Joshua 1:8

“This Book of the Law shall not depart from your mouth, but you shall meditate on it day and night, so that you may be careful to do all that is written in it. For then you will make your way prosperous.”

For those of us influenced by the historical evangelicalism of the Reformation, individual Bible study has become an important part of our personal piety. Yet since we are also creatures of our time, it is likely that we are not as familiar with biblical meditation as integral to our spiritual growth. Unfortunately, Christian meditation is not often spoken of in many churches today. While Bible study and Christian meditation on the Scriptures are closely linked, there are some uniquely beneficial aspects of meditation that are lost when our churches do not teach the practice today.

Today’s passage is a key text for what meditation means in a biblical context. The setting is just after the death of Moses, with Israel on the borders of the Promised Land. With the invasion and all its attendant battles ahead, we might expect the Lord to give Joshua detailed instructions on fighting techniques, battle plans, or some other strategy in order to guarantee the success of Israel. However, such things, while important, are not going to be what ensures the victory of God’s people. Instead, Joshua is to have the “Book of the Law” on his tongue so as to meditate on it around the clock (Josh. 1:8).

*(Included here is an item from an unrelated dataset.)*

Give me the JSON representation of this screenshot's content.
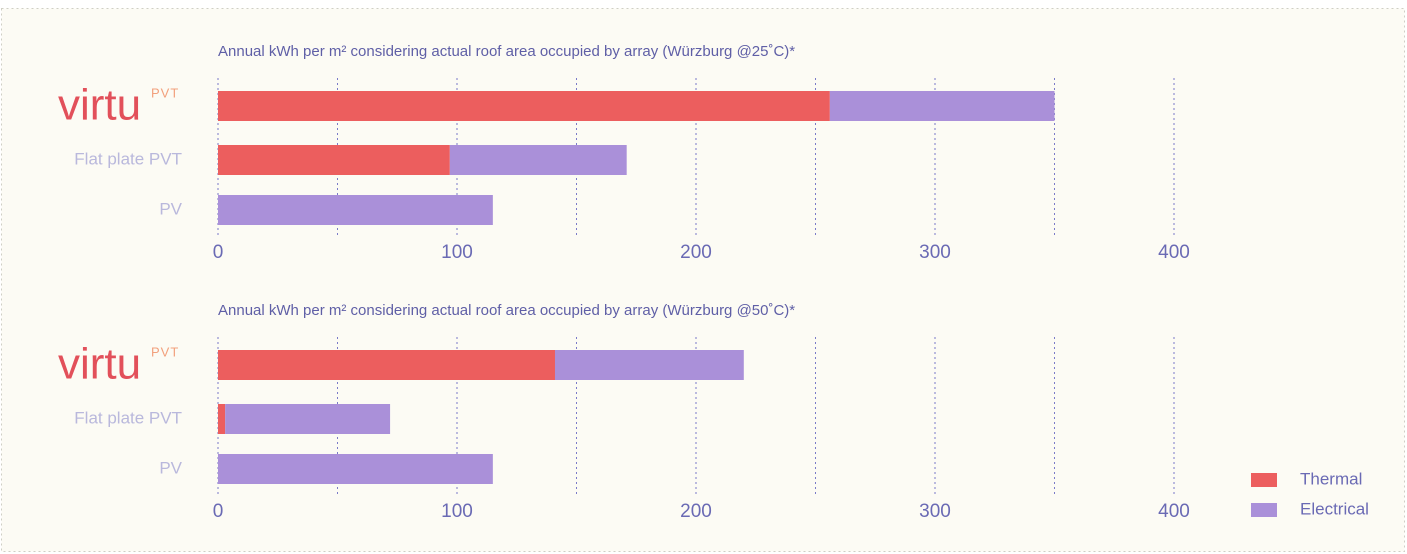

The “Book of the Law” is synonymous with Scripture, for the law given at Sinai was the only portion of Scripture that Joshua had at that stage in redemptive history. Authentic meditation, then, is not some exercise wherein we try to empty our minds and expunge all desires in order to achieve some kind of mystic experience or melding with the transcendent. In the biblical worldview, rather, meditation is to consider and ponder the Word of God. It is the repetition of the text to ourselves — the reading and rereading of a passage so that its meaning might take root. To keep God’s law from departing out of the mouth refers to the audible repetition of Scripture, which is in turn a reference to the reading of the text, since ancient peoples always verbalized the text before them when they read (silent reading to one’s self is a recent development). Such reading and rereading helps ensure the text is not forgotten.

Studying the depths of God’s Word is important, but at times we can walk away from such study and not remember much of what we have read. Meditating on the text helps get it in our souls so that we might never forget what it teaches.

Coram Deo

We meditate on Scripture not simply to fill our minds with knowledge, but to prepare ourselves to act rightly even when the text is not before us. A.W. Pink notes in his Gleanings from Joshua: Joshua’s “mind was to be exercised upon God’s Word with a specific purpose and practical end: not simply to rest in contemplation, but in order to be regulated by its precepts, through a serious inculcating of them upon his heart.” This should be our goal.